D i e   R e i s e   n a c h   R e n i v e
   
 
Die Reise nach Renive

 
Das Märchen vom verlorenen Lachen
  Roland Habicht geht auf Reisen. Er weiß aber nicht, in welche Länder ihn die Reise führen wird.
  Schließlich kommt er in das Königreich von Ricanien. Dort fällt das Lachen, der große Schatz des
  Königreiches, in den Brunnen. Roland meldet sich freiwillig, das Lachen dem Volk von Ricanien
  zurückzubringen, und er gelangt nach Patégonien. Dort trifft er auf den Zauberer Lusch Muton, der
  dafür berüchtigt ist, Eindringlinge in Steine zu verwandeln. Aber Roland ist furchtlos und sucht
  weiter nach dem Lachen.
  Doch alle Suche ist vergebens.
  Der Zauberer hat eine große Bibliothek, vielleicht verbirgt sich das Lachen ja dort ...? Roland kann
  zwar lesen, er ist es jedoch nur gewohnt, Reklametafeln und Zeitungsüberschriften zu überfliegen.
  Aber richtige Bücher lesen?
  Nie im Leben!!!
  Jedoch ist er so besessen, das Lachen zu finden, dass es für ihn keinen anderen Weg gibt:
  Er muss lesen, lesen und nochmals lesen ....

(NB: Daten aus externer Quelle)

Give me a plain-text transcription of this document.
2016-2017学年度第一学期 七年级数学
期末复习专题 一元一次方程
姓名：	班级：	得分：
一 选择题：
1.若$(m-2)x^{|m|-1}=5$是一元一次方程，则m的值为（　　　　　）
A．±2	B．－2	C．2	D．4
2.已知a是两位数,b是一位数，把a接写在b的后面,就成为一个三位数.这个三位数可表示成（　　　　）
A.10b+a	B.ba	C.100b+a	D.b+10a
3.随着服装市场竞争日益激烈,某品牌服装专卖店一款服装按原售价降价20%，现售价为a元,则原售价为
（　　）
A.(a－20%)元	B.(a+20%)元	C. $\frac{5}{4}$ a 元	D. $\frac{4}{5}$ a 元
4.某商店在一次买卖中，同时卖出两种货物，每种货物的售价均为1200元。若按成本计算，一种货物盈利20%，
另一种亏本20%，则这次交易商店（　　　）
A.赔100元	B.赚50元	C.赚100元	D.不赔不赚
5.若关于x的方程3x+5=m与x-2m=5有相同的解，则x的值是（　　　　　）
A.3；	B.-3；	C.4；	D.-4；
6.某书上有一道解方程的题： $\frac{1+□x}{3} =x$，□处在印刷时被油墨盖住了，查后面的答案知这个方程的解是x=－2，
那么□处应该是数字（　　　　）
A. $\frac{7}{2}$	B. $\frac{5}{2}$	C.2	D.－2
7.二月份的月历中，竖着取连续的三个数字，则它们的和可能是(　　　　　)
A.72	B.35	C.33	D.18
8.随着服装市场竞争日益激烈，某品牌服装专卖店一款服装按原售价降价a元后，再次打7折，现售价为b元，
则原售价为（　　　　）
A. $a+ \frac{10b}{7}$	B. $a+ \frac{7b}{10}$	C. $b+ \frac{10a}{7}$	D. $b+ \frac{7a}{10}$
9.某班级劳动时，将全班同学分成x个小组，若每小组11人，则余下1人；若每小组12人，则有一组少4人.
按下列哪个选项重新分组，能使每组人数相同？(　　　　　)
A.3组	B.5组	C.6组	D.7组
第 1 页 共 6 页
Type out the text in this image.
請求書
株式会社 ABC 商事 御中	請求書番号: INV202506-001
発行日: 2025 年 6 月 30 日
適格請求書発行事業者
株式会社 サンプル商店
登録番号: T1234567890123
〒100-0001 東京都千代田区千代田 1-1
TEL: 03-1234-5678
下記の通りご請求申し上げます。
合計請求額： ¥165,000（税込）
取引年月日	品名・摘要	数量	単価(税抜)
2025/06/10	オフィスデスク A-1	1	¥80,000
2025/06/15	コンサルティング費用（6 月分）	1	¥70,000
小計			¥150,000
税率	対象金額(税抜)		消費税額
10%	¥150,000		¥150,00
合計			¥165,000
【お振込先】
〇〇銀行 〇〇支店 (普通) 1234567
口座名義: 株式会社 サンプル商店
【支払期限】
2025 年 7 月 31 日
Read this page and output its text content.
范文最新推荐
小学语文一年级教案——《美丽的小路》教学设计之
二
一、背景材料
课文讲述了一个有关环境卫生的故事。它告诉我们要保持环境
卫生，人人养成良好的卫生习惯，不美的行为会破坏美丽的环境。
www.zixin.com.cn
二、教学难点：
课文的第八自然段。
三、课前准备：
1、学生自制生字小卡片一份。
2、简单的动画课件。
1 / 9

  Und er findet eine heiße Spur.
 
  In diesem spannend erzählten Märchen werden die technischen Errungenschaften unserer 
  modernen Zeit mit märchenhaften, ursprünglichen Augen gesehen. Da wird ein Auto zur 
  Kutsche, die von 100 Pferden gezogen wird; Flugzeuge sind eiserne Vögel, und Telefone 
  verwandeln sich in sprechende Muscheln.
  Leben wir nicht heute auch im Reich eines Zauberers, der das Kind in uns verwandelt hat, 
  wenn wir die bequemen Errungenschaften der heutigen Zeit als das Selbstverständlichste 
  der Welt hinnehmen und uns über nichts mehr wundern?